Robert Eriksson
- Born: 23 February 1974 (age 52) Örebro, Sweden
- Nationality: Swedish

Career history

Sweden
- 1991, 2002: Vikingarna
- 1992–1996, 2006–2009: Valsarna
- 1997–2001: Indianerna
- 2003, 2005: Bysarna
- 2004: Solkatterna

Great Britain
- 1995–1997, 2000–2001: Edinburgh Monarchs
- 1998: Belle Vue Aces
- 1999: Newcastle Diamonds

Individual honours
- 1995: Swedish U21 Champion

Team honours
- 2002: Division One (East) Winner

= Robert Eriksson (speedway rider) =

Swedish speedway rider (born 1974)

Robert Karl Eriksson (born 23 February 1974) is a former motorcycle speedway rider from Sweden.

== Career ==
Eriksson started his career riding for Buddys during the 1991 Swedish speedway season but switched to Valsarna the following year and would spend five seasons with them.

During the 1995 Swedish speedway season, Eriksson became the Swedish U21 Champion.

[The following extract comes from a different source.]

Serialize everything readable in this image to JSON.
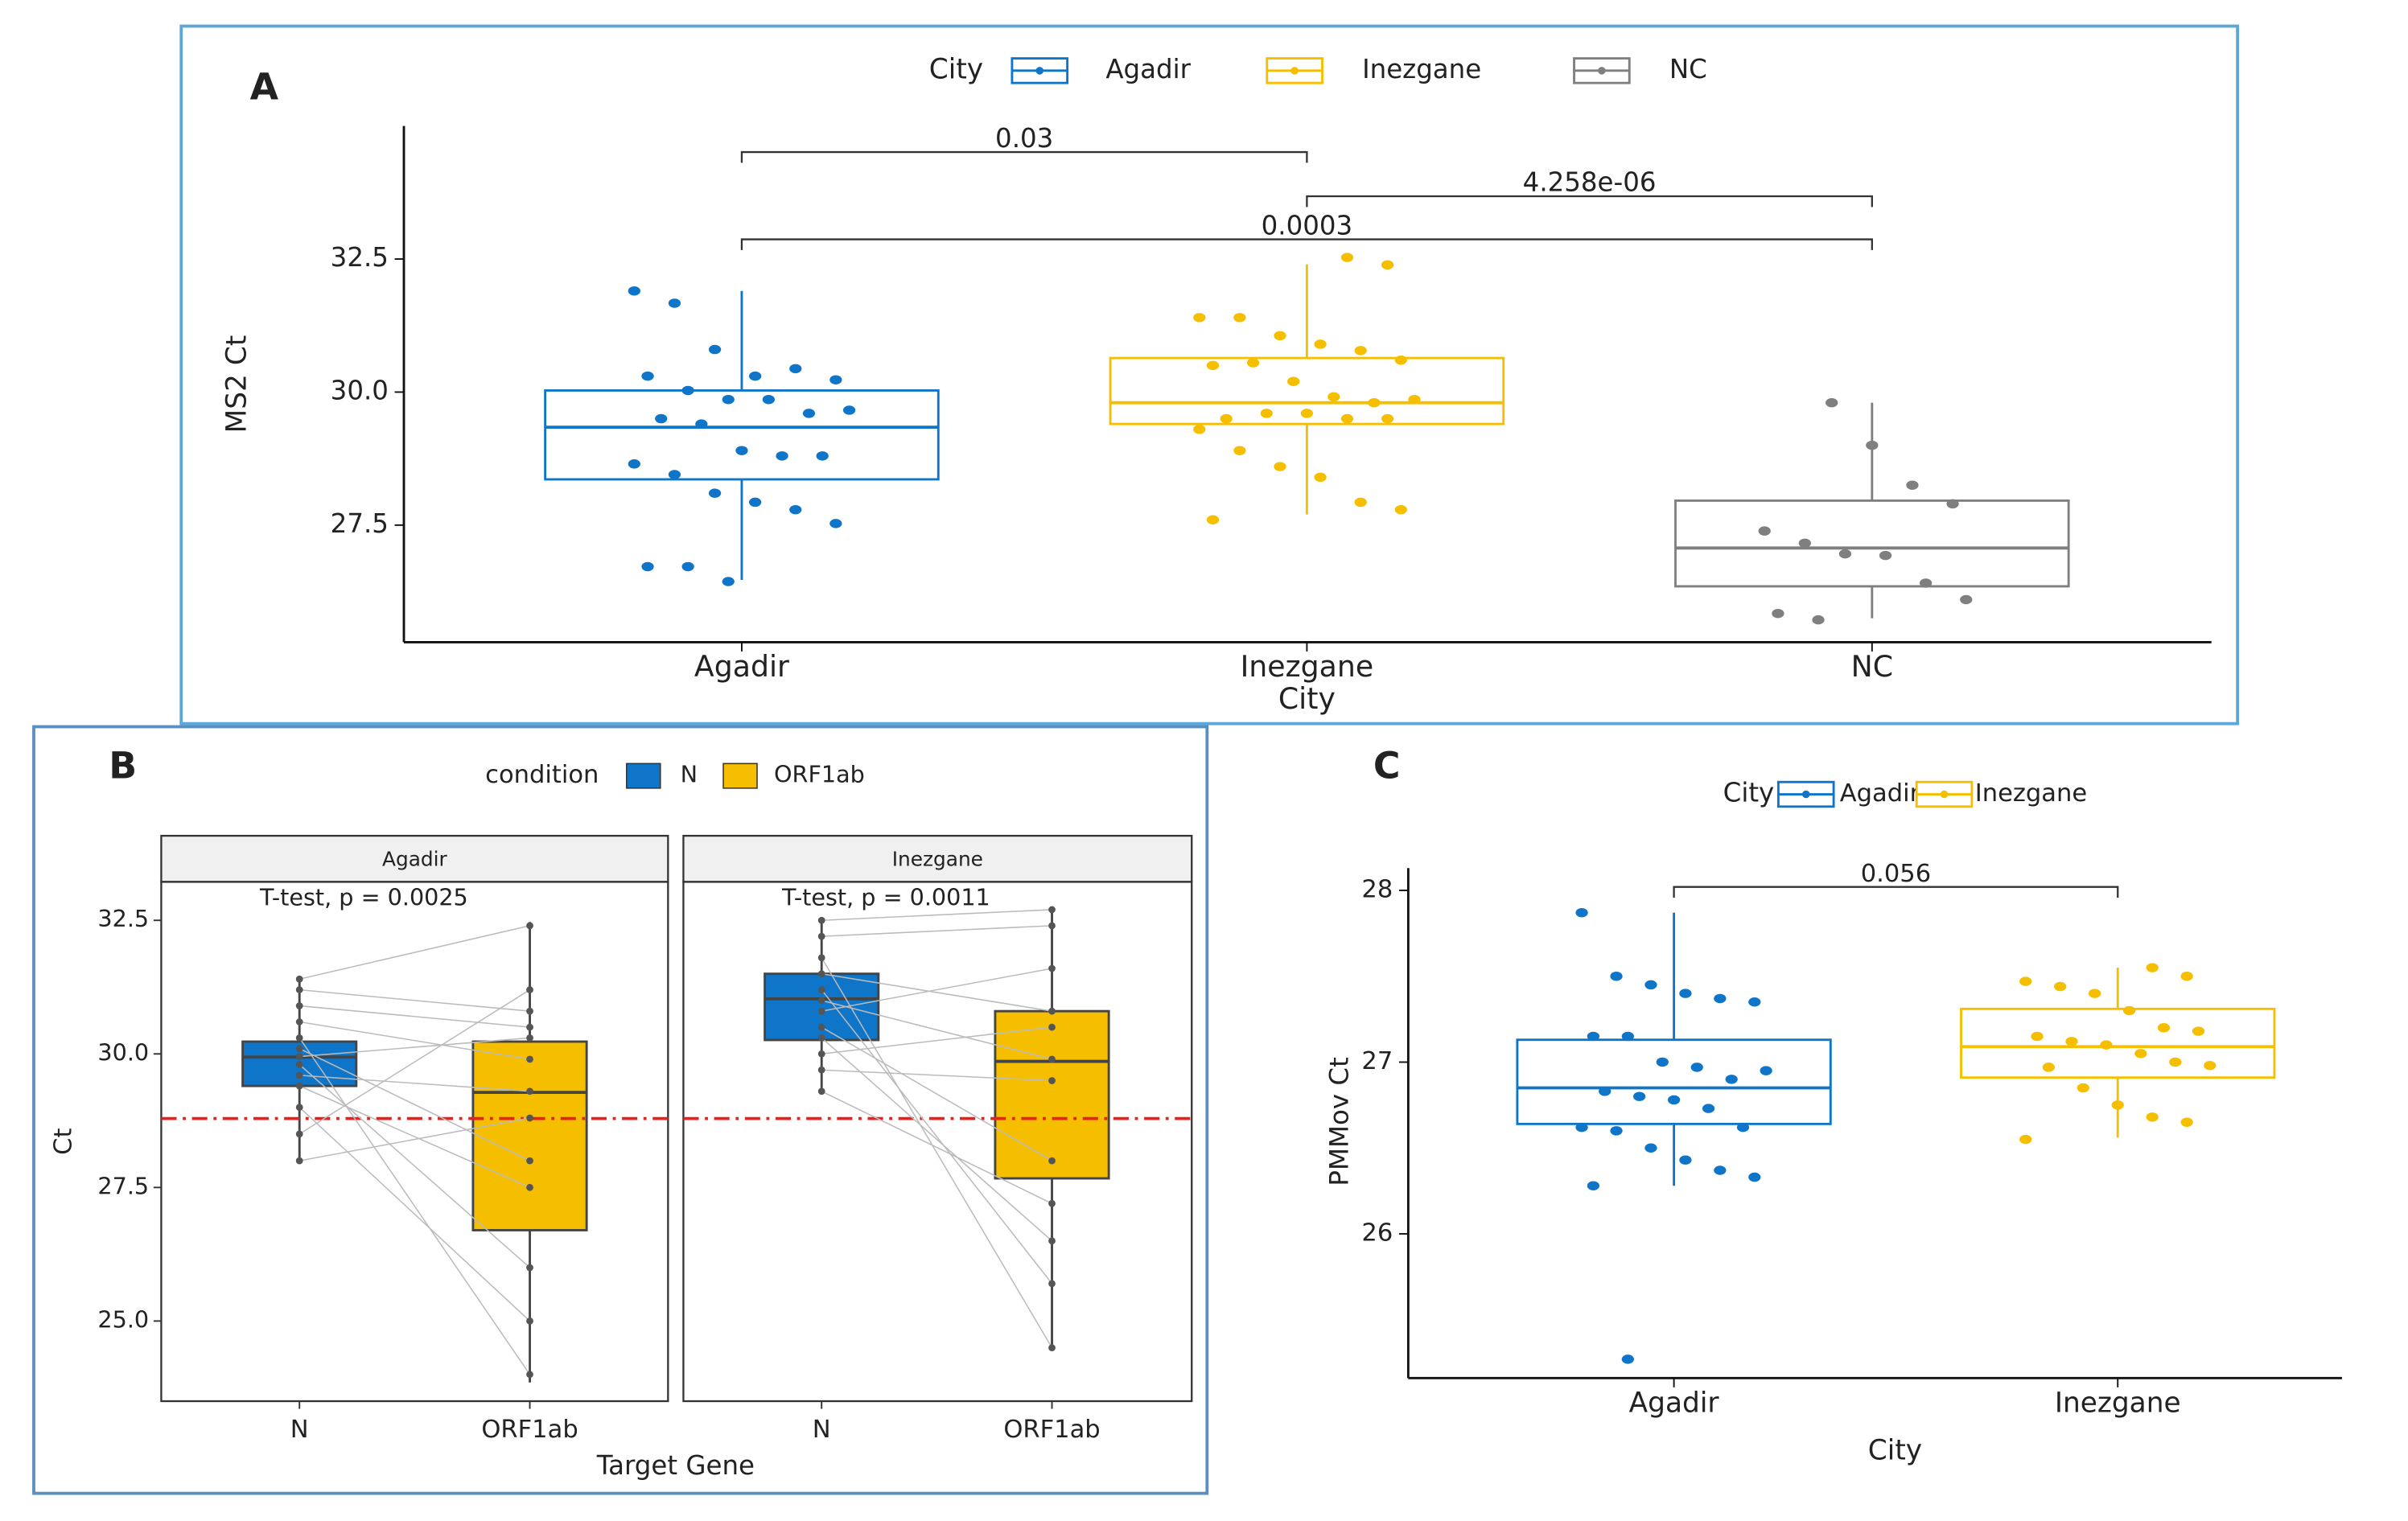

Eriksson's first British league experience came during the 1995 Premier League speedway season, when he rode for Edinburgh Monarchs. He spent three seasons with the Scottish club (one of them when the team was renamed the Scottish Monarchs).

Eriksson rode for Indianerna from 1997 to 2001 and had a season riding for Belle Vue Aces and Newcastle Diamonds in Britain before returning to Edinburgh.

Eriksson rejoined Valsarna in 2006 and rode for them until his retirement at the end of the 2009 season.